The Tease: New Meta Smart Glasses in Focus
Ahead of the Meta Connect event, CEO Mark Zuckerberg has already stoked anticipation with a cryptic Instagram post. The image shows what appears to be a new pair of Meta smart glasses, conspicuously scribbled over with blue markings to hide the design, alongside a mysterious blurred-out note item and a watch-sized object on the table. Meta’s existing lineup ranges from audio-only glasses to models with a monocular display, and the tease suggests the company is ready to evolve that formula. While concrete specs remain under wraps, the emphasis on wearables and the deliberate concealment of the frames hint at a meaningful design or capability shift rather than a minor refresh. For enthusiasts, the big questions revolve around display quality, camera and audio upgrades, AI integration, and whether these glasses can bridge the gap between casual everyday use and richer mixed reality experiences.
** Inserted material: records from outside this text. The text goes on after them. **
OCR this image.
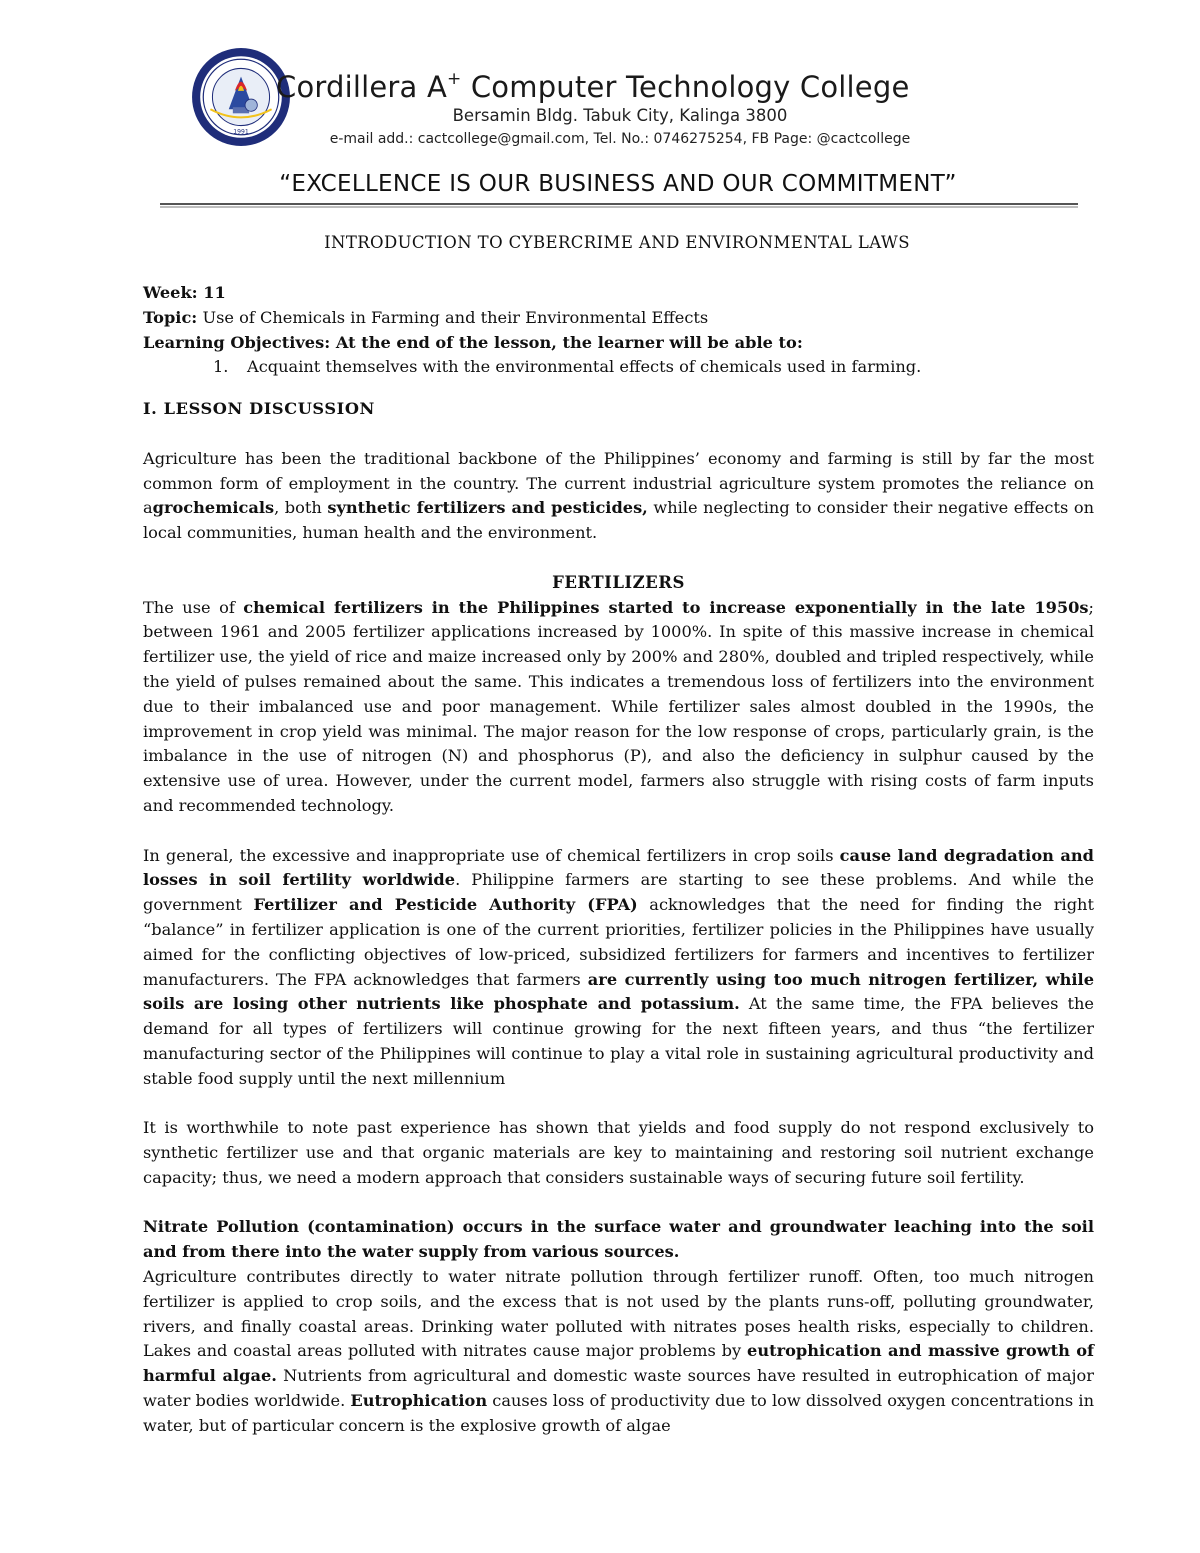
1991
Cordillera A+ Computer Technology College
Bersamin Bldg. Tabuk City, Kalinga 3800
e-mail add.: cactcollege@gmail.com, Tel. No.: 0746275254, FB Page: @cactcollege
“EXCELLENCE IS OUR BUSINESS AND OUR COMMITMENT”
INTRODUCTION TO CYBERCRIME AND ENVIRONMENTAL LAWS

Week: 11

Topic: Use of Chemicals in Farming and their Environmental Effects

Learning Objectives: At the end of the lesson, the learner will be able to:

1. Acquaint themselves with the environmental effects of chemicals used in farming.

I. LESSON DISCUSSION

Agriculture has been the traditional backbone of the Philippines’ economy and farming is still by far the most common form of employment in the country. The current industrial agriculture system promotes the reliance on agrochemicals, both synthetic fertilizers and pesticides, while neglecting to consider their negative effects on local communities, human health and the environment.

FERTILIZERS

The use of chemical fertilizers in the Philippines started to increase exponentially in the late 1950s; between 1961 and 2005 fertilizer applications increased by 1000%. In spite of this massive increase in chemical fertilizer use, the yield of rice and maize increased only by 200% and 280%, doubled and tripled respectively, while the yield of pulses remained about the same. This indicates a tremendous loss of fertilizers into the environment due to their imbalanced use and poor management. While fertilizer sales almost doubled in the 1990s, the improvement in crop yield was minimal. The major reason for the low response of crops, particularly grain, is the imbalance in the use of nitrogen (N) and phosphorus (P), and also the deficiency in sulphur caused by the extensive use of urea. However, under the current model, farmers also struggle with rising costs of farm inputs and recommended technology.

In general, the excessive and inappropriate use of chemical fertilizers in crop soils cause land degradation and losses in soil fertility worldwide. Philippine farmers are starting to see these problems. And while the government Fertilizer and Pesticide Authority (FPA) acknowledges that the need for finding the right “balance” in fertilizer application is one of the current priorities, fertilizer policies in the Philippines have usually aimed for the conflicting objectives of low-priced, subsidized fertilizers for farmers and incentives to fertilizer manufacturers. The FPA acknowledges that farmers are currently using too much nitrogen fertilizer, while soils are losing other nutrients like phosphate and potassium. At the same time, the FPA believes the demand for all types of fertilizers will continue growing for the next fifteen years, and thus “the fertilizer manufacturing sector of the Philippines will continue to play a vital role in sustaining agricultural productivity and stable food supply until the next millennium

It is worthwhile to note past experience has shown that yields and food supply do not respond exclusively to synthetic fertilizer use and that organic materials are key to maintaining and restoring soil nutrient exchange capacity; thus, we need a modern approach that considers sustainable ways of securing future soil fertility.

Nitrate Pollution (contamination) occurs in the surface water and groundwater leaching into the soil and from there into the water supply from various sources.

Agriculture contributes directly to water nitrate pollution through fertilizer runoff. Often, too much nitrogen fertilizer is applied to crop soils, and the excess that is not used by the plants runs-off, polluting groundwater, rivers, and finally coastal areas. Drinking water polluted with nitrates poses health risks, especially to children. Lakes and coastal areas polluted with nitrates cause major problems by eutrophication and massive growth of harmful algae. Nutrients from agricultural and domestic waste sources have resulted in eutrophication of major water bodies worldwide. Eutrophication causes loss of productivity due to low dissolved oxygen concentrations in water, but of particular concern is the explosive growth of algae
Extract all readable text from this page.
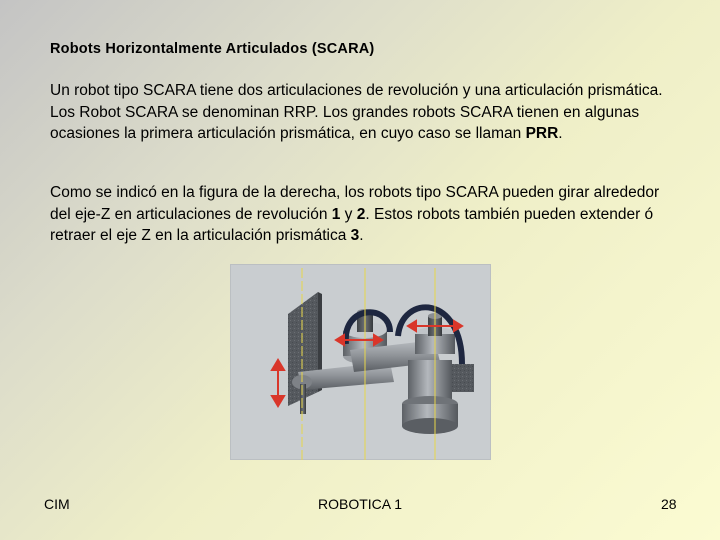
Robots Horizontalmente Articulados (SCARA)
Un robot tipo SCARA tiene dos articulaciones de revolución y una articulación prismática. Los Robot SCARA se denominan RRP. Los grandes robots SCARA tienen en algunas ocasiones la primera articulación prismática, en cuyo caso se llaman PRR.
Como se indicó en la figura de la derecha, los robots tipo SCARA pueden girar alrededor del eje-Z en articulaciones de revolución 1 y 2. Estos robots también pueden extender ó retraer el eje Z en la articulación prismática 3.
CIM	ROBOTICA 1	28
VR, Wearables and AI: How the Pieces Fit Together
Meta has framed Connect as a showcase for the intersection of VR, wearables, the metaverse and AI, signalling a more tightly integrated ecosystem. On the wearable side, rumours of a Meta watch that could coordinate with Meta smart glasses point to a strategy similar to pairing phones with smartwatches, extending notifications, fitness data and voice controls into your field of view. In VR, the community is hoping for clarity around the next Quest headset after an extended period without major hardware news. At the same time, AI is likely to be woven throughout, from on-glasses assistants to smarter content recommendations in VR and social experiences. Rather than treating headsets, glasses and AI tools as separate products, Meta appears poised to talk about a continuum of devices that work together, following you from fully immersive VR sessions to lightweight, heads-up access to information in daily life.
Why Connect Matters for the Smart Glasses Market
For the broader smart glasses 2024 landscape, Meta’s announcements at Connect could set the tone for the next phase of competition. Over the last year, the company has pared back some XR initiatives while leaning harder into glasses, raising questions about whether lightweight, socially acceptable wearables will become its primary hardware focus. A bold VR wearables announcement – such as a major leap in comfort, battery life or AI-powered features – would pressure rivals to accelerate their own roadmaps. Conversely, a muted update or lack of clarity on future Quest devices could signal a more cautious approach, potentially slowing investment across the XR sector. Either way, Connect will reveal how Meta balances short-term, everyday utility with longer-term metaverse ambitions, and whether smart glasses are ready to move from niche gadget to mainstream computing companion.